Lea also knows his new role is all about doing.
"There's one response to the work that needs to be done, and that's to be deliberate and set your jaw and go to work. It's being intentional and trusting your training. I have to stay connected and stay true to that.
"I will lean on the things that have helped me be successful as a linebacker coach-the player relationships, the day-to-day motivation. That will be my starting point, and from now until Sept. 1 I will spend time honing skills that will allow for me to be effective as a play-caller and an adjustor.

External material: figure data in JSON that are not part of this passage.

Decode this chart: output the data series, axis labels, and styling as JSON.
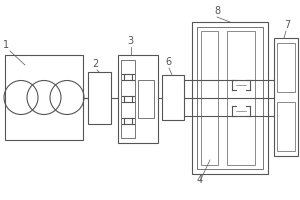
{
  "bg_color": "#ffffff",
  "line_color": "#555555",
  "label_color": "#333333",
  "fig_w": 3.0,
  "fig_h": 2.0,
  "dpi": 100
}
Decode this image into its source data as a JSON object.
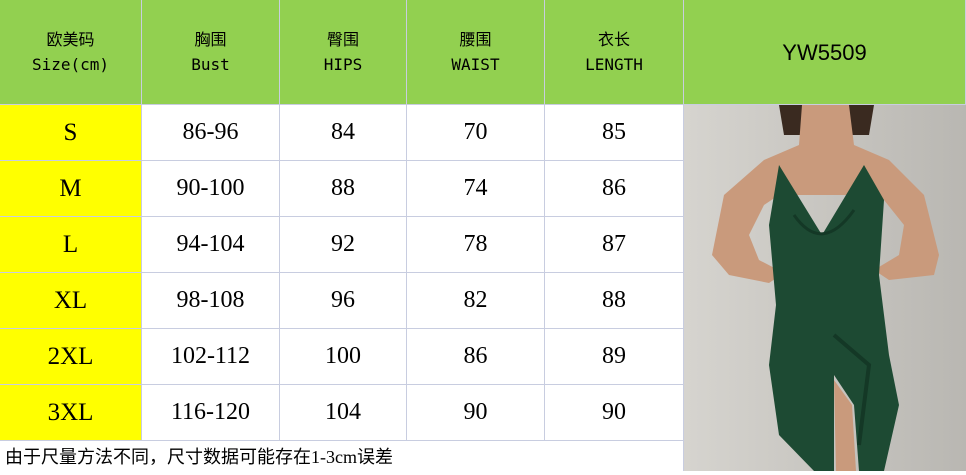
{
  "header": {
    "size": {
      "cn": "欧美码",
      "en": "Size(cm)"
    },
    "bust": {
      "cn": "胸围",
      "en": "Bust"
    },
    "hips": {
      "cn": "臀围",
      "en": "HIPS"
    },
    "waist": {
      "cn": "腰围",
      "en": "WAIST"
    },
    "length": {
      "cn": "衣长",
      "en": "LENGTH"
    },
    "product_code": "YW5509"
  },
  "rows": [
    {
      "size": "S",
      "bust": "86-96",
      "hips": "84",
      "waist": "70",
      "length": "85"
    },
    {
      "size": "M",
      "bust": "90-100",
      "hips": "88",
      "waist": "74",
      "length": "86"
    },
    {
      "size": "L",
      "bust": "94-104",
      "hips": "92",
      "waist": "78",
      "length": "87"
    },
    {
      "size": "XL",
      "bust": "98-108",
      "hips": "96",
      "waist": "82",
      "length": "88"
    },
    {
      "size": "2XL",
      "bust": "102-112",
      "hips": "100",
      "waist": "86",
      "length": "89"
    },
    {
      "size": "3XL",
      "bust": "116-120",
      "hips": "104",
      "waist": "90",
      "length": "90"
    }
  ],
  "note": "由于尺量方法不同，尺寸数据可能存在1-3cm误差",
  "colors": {
    "header": "#92d050",
    "size_column": "#ffff00",
    "dress": "#1d4a33"
  }
}
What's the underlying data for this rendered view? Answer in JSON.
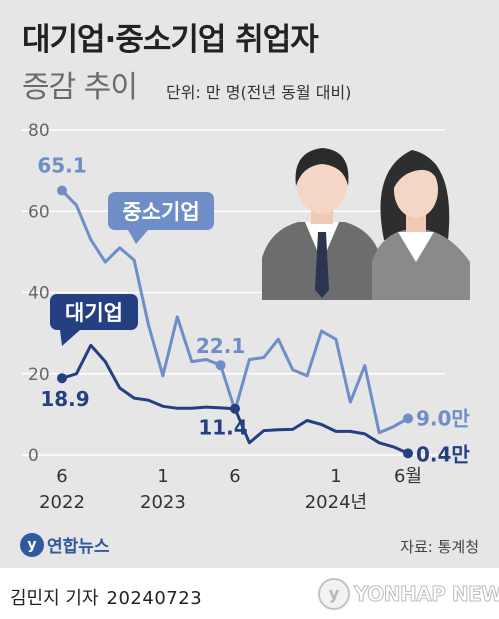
{
  "header": {
    "title": "대기업·중소기업 취업자",
    "subtitle": "증감 추이",
    "unit_note": "단위: 만 명(전년 동월 대비)"
  },
  "colors": {
    "panel_bg": "#e6e6e6",
    "large_firms": "#243f82",
    "small_firms": "#6f8dc6",
    "grid": "#ffffff",
    "axis_text": "#444444"
  },
  "chart_data": {
    "type": "line",
    "title": "대기업·중소기업 취업자 증감 추이",
    "unit": "단위: 만 명(전년 동월 대비)",
    "x": [
      "2022-06",
      "2022-07",
      "2022-08",
      "2022-09",
      "2022-10",
      "2022-11",
      "2022-12",
      "2023-01",
      "2023-02",
      "2023-03",
      "2023-04",
      "2023-05",
      "2023-06",
      "2023-07",
      "2023-08",
      "2023-09",
      "2023-10",
      "2023-11",
      "2023-12",
      "2024-01",
      "2024-02",
      "2024-03",
      "2024-04",
      "2024-05",
      "2024-06"
    ],
    "ylim": [
      0,
      80
    ],
    "yticks": [
      0,
      20,
      40,
      60,
      80
    ],
    "grid": true,
    "xtick_labels": [
      {
        "x": "2022-06",
        "month": "6",
        "year": "2022"
      },
      {
        "x": "2023-01",
        "month": "1",
        "year": "2023"
      },
      {
        "x": "2023-06",
        "month": "6",
        "year": ""
      },
      {
        "x": "2024-01",
        "month": "1",
        "year": "2024년"
      },
      {
        "x": "2024-06",
        "month": "6월",
        "year": ""
      }
    ],
    "series": [
      {
        "name": "중소기업",
        "color": "#6f8dc6",
        "values": [
          65.1,
          61.5,
          53.0,
          47.5,
          51.0,
          48.0,
          32.0,
          19.5,
          34.0,
          23.0,
          23.5,
          22.1,
          11.0,
          23.5,
          24.0,
          28.5,
          21.0,
          19.5,
          30.5,
          28.5,
          13.0,
          22.0,
          5.5,
          7.0,
          9.0
        ],
        "labels": [
          {
            "x": "2022-06",
            "text": "65.1"
          },
          {
            "x": "2023-05",
            "text": "22.1"
          },
          {
            "x": "2024-06",
            "text": "9.0만"
          }
        ]
      },
      {
        "name": "대기업",
        "color": "#243f82",
        "values": [
          18.9,
          20.0,
          27.0,
          23.0,
          16.5,
          14.0,
          13.5,
          12.0,
          11.5,
          11.5,
          11.8,
          11.6,
          11.4,
          3.0,
          6.0,
          6.2,
          6.3,
          8.5,
          7.5,
          5.8,
          5.8,
          5.2,
          3.0,
          2.0,
          0.4
        ],
        "labels": [
          {
            "x": "2022-06",
            "text": "18.9"
          },
          {
            "x": "2023-06",
            "text": "11.4"
          },
          {
            "x": "2024-06",
            "text": "0.4만"
          }
        ]
      }
    ]
  },
  "footer": {
    "logo_text": "연합뉴스",
    "source": "자료: 통계청",
    "author": "김민지 기자",
    "date": "20240723",
    "watermark": "YONHAP NEWS"
  }
}
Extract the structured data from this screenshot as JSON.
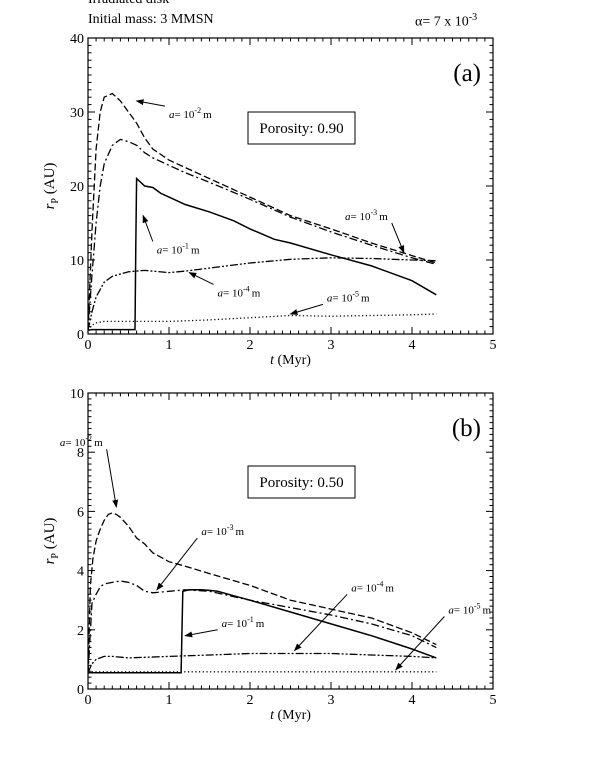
{
  "header": {
    "line1": "Irradiated disk",
    "line2": "Initial mass: 3 MMSN",
    "alpha": "α= 7 x 10",
    "alpha_exp": "-3"
  },
  "chart_data": [
    {
      "type": "line",
      "panel_label": "(a)",
      "box_label": "Porosity: 0.90",
      "xlabel": "t (Myr)",
      "ylabel": "r_P (AU)",
      "xlim": [
        0,
        5
      ],
      "ylim": [
        0,
        40
      ],
      "xticks": [
        0,
        1,
        2,
        3,
        4,
        5
      ],
      "yticks": [
        0,
        10,
        20,
        30,
        40
      ],
      "series": [
        {
          "name": "a= 10^-2 m",
          "style": "dashed",
          "x": [
            0,
            0.05,
            0.1,
            0.15,
            0.2,
            0.3,
            0.4,
            0.5,
            0.6,
            0.7,
            0.8,
            1.0,
            1.2,
            1.5,
            2.0,
            2.5,
            3.0,
            3.5,
            4.0,
            4.3
          ],
          "y": [
            0.5,
            14,
            25,
            30,
            32,
            32.5,
            31.5,
            30,
            28.5,
            26.5,
            25,
            23.5,
            22.5,
            21,
            18.5,
            16,
            14.2,
            12.3,
            10.6,
            9.6
          ]
        },
        {
          "name": "a= 10^-3 m",
          "style": "dashdot",
          "x": [
            0,
            0.05,
            0.1,
            0.15,
            0.2,
            0.3,
            0.4,
            0.5,
            0.6,
            0.7,
            0.8,
            1.0,
            1.2,
            1.5,
            2.0,
            2.5,
            3.0,
            3.5,
            4.0,
            4.3
          ],
          "y": [
            0.5,
            8,
            15,
            20,
            23,
            25.5,
            26.3,
            26,
            25.5,
            24.5,
            23.8,
            22.8,
            21.8,
            20.5,
            18.2,
            15.8,
            13.8,
            12,
            10.3,
            9.4
          ]
        },
        {
          "name": "a= 10^-1 m",
          "style": "solid",
          "x": [
            0,
            0.05,
            0.1,
            0.58,
            0.59,
            0.6,
            0.65,
            0.7,
            0.8,
            0.9,
            1.0,
            1.2,
            1.5,
            1.8,
            2.0,
            2.3,
            2.5,
            3.0,
            3.5,
            4.0,
            4.3
          ],
          "y": [
            0.5,
            0.6,
            0.6,
            0.6,
            12,
            21,
            20.5,
            20,
            19.8,
            19,
            18.5,
            17.5,
            16.5,
            15.3,
            14.2,
            12.8,
            12.3,
            10.7,
            9.2,
            7.2,
            5.3
          ]
        },
        {
          "name": "a= 10^-4 m",
          "style": "dashdotdot",
          "x": [
            0,
            0.05,
            0.1,
            0.2,
            0.3,
            0.5,
            0.7,
            1.0,
            1.2,
            1.5,
            2.0,
            2.5,
            3.0,
            3.5,
            4.0,
            4.3
          ],
          "y": [
            0.5,
            3,
            5,
            7,
            7.8,
            8.4,
            8.6,
            8.3,
            8.5,
            8.9,
            9.6,
            10.1,
            10.3,
            10.2,
            10.0,
            9.9
          ]
        },
        {
          "name": "a= 10^-5 m",
          "style": "dotted",
          "x": [
            0,
            0.05,
            0.1,
            0.2,
            0.5,
            1.0,
            1.5,
            2.0,
            2.5,
            3.0,
            3.5,
            4.0,
            4.3
          ],
          "y": [
            0.5,
            1.2,
            1.5,
            1.7,
            1.7,
            1.7,
            1.9,
            2.2,
            2.5,
            2.4,
            2.5,
            2.6,
            2.7
          ]
        }
      ],
      "annotations": [
        {
          "label": "a= 10",
          "exp": "-2",
          "unit": "m",
          "lx": 0.95,
          "ly": 30.8,
          "tx": 0.6,
          "ty": 31.5
        },
        {
          "label": "a= 10",
          "exp": "-3",
          "unit": "m",
          "lx": 3.75,
          "ly": 15.0,
          "tx": 3.9,
          "ty": 11.0
        },
        {
          "label": "a= 10",
          "exp": "-1",
          "unit": "m",
          "lx": 0.8,
          "ly": 12.5,
          "tx": 0.68,
          "ty": 16.0
        },
        {
          "label": "a= 10",
          "exp": "-4",
          "unit": "m",
          "lx": 1.55,
          "ly": 6.7,
          "tx": 1.25,
          "ty": 8.3
        },
        {
          "label": "a= 10",
          "exp": "-5",
          "unit": "m",
          "lx": 2.9,
          "ly": 4.0,
          "tx": 2.5,
          "ty": 2.7
        }
      ]
    },
    {
      "type": "line",
      "panel_label": "(b)",
      "box_label": "Porosity: 0.50",
      "xlabel": "t (Myr)",
      "ylabel": "r_P (AU)",
      "xlim": [
        0,
        5
      ],
      "ylim": [
        0,
        10
      ],
      "xticks": [
        0,
        1,
        2,
        3,
        4,
        5
      ],
      "yticks": [
        0,
        2,
        4,
        6,
        8,
        10
      ],
      "series": [
        {
          "name": "a= 10^-2 m",
          "style": "dashed",
          "x": [
            0,
            0.03,
            0.06,
            0.1,
            0.15,
            0.2,
            0.25,
            0.3,
            0.35,
            0.4,
            0.5,
            0.6,
            0.7,
            0.8,
            1.0,
            1.2,
            1.5,
            2.0,
            2.5,
            3.0,
            3.5,
            4.0,
            4.3
          ],
          "y": [
            0.5,
            3.5,
            4.4,
            5.0,
            5.4,
            5.7,
            5.9,
            5.95,
            5.9,
            5.8,
            5.5,
            5.1,
            4.9,
            4.6,
            4.3,
            4.15,
            3.9,
            3.5,
            3.0,
            2.7,
            2.4,
            1.9,
            1.5
          ]
        },
        {
          "name": "a= 10^-3 m",
          "style": "dashdot",
          "x": [
            0,
            0.05,
            0.1,
            0.15,
            0.2,
            0.3,
            0.4,
            0.5,
            0.6,
            0.7,
            0.8,
            1.0,
            1.2,
            1.5,
            2.0,
            2.5,
            3.0,
            3.5,
            4.0,
            4.3
          ],
          "y": [
            0.5,
            2.9,
            3.2,
            3.45,
            3.55,
            3.6,
            3.65,
            3.6,
            3.5,
            3.3,
            3.25,
            3.3,
            3.35,
            3.3,
            3.0,
            2.75,
            2.5,
            2.2,
            1.8,
            1.4
          ]
        },
        {
          "name": "a= 10^-1 m",
          "style": "solid",
          "x": [
            0,
            0.05,
            1.15,
            1.16,
            1.17,
            1.25,
            1.4,
            1.5,
            1.6,
            1.8,
            2.0,
            2.5,
            3.0,
            3.5,
            4.0,
            4.3
          ],
          "y": [
            0.55,
            0.55,
            0.55,
            2.0,
            3.3,
            3.35,
            3.35,
            3.33,
            3.3,
            3.15,
            3.0,
            2.6,
            2.2,
            1.8,
            1.35,
            1.05
          ]
        },
        {
          "name": "a= 10^-4 m",
          "style": "dashdotdot",
          "x": [
            0,
            0.05,
            0.1,
            0.2,
            0.3,
            0.5,
            0.7,
            1.0,
            1.5,
            2.0,
            2.5,
            3.0,
            3.5,
            4.0,
            4.3
          ],
          "y": [
            0.55,
            0.85,
            1.0,
            1.1,
            1.1,
            1.05,
            1.07,
            1.1,
            1.15,
            1.2,
            1.2,
            1.2,
            1.15,
            1.1,
            1.05
          ]
        },
        {
          "name": "a= 10^-5 m",
          "style": "dotted",
          "x": [
            0,
            4.3
          ],
          "y": [
            0.58,
            0.58
          ]
        }
      ],
      "annotations": [
        {
          "label": "a= 10",
          "exp": "-2",
          "unit": "m",
          "lx": 0.23,
          "ly": 8.1,
          "tx": 0.35,
          "ty": 6.15
        },
        {
          "label": "a= 10",
          "exp": "-3",
          "unit": "m",
          "lx": 1.35,
          "ly": 5.1,
          "tx": 0.85,
          "ty": 3.35
        },
        {
          "label": "a= 10",
          "exp": "-1",
          "unit": "m",
          "lx": 1.6,
          "ly": 2.0,
          "tx": 1.2,
          "ty": 1.8
        },
        {
          "label": "a= 10",
          "exp": "-4",
          "unit": "m",
          "lx": 3.2,
          "ly": 3.2,
          "tx": 2.55,
          "ty": 1.3
        },
        {
          "label": "a= 10",
          "exp": "-5",
          "unit": "m",
          "lx": 4.4,
          "ly": 2.45,
          "tx": 3.8,
          "ty": 0.65
        }
      ]
    }
  ]
}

"In the past I have shared with players that no matter what position I've held, even as a player in college, there was always a pit in my stomach saying, 'I'm not good enough, I'm not worthy.' That pit drives me to make sure I'm paying attention to detail and not leaving anything to chance, ensuring that systematically we're set up to be successful."
Lea loved the text he received from one of his former players at Syracuse, linebacker Zaire Franklin.
"This was a guy that started for us as a true freshman and ended up being a three-time captain (2015-17) there. He is a phenomenal young man," says Lea.
"When he got elevated as a freshman I said to him, 'You're going to need to earn this every day.'
"And he was anxious to send that same message to me in return.
"He said, 'Congratulations, I'm going to tell you exactly what you told me-you've got to earn it every day.'
"As a coach you love that because you feel like you were heard and understood and that your words were impactful.
"The opportunity here is not the outcome. The outcome is what I'm going to invest in this role with the understanding this isn't about me. This is the players' defense. We're responsible for setting the course as coaches and building relationships. That gives them something they can believe in and anchor on to-they've got to take it from there. That's the formula."
Lea appreciates that he will still have that pit in his stomach on any given day-and that's probably a good thing.
His career as a defensive coordinator lies dead ahead.
And, like his original message to Franklin and the one he received back a few weeks ago, Lea expects to earn his way every single day.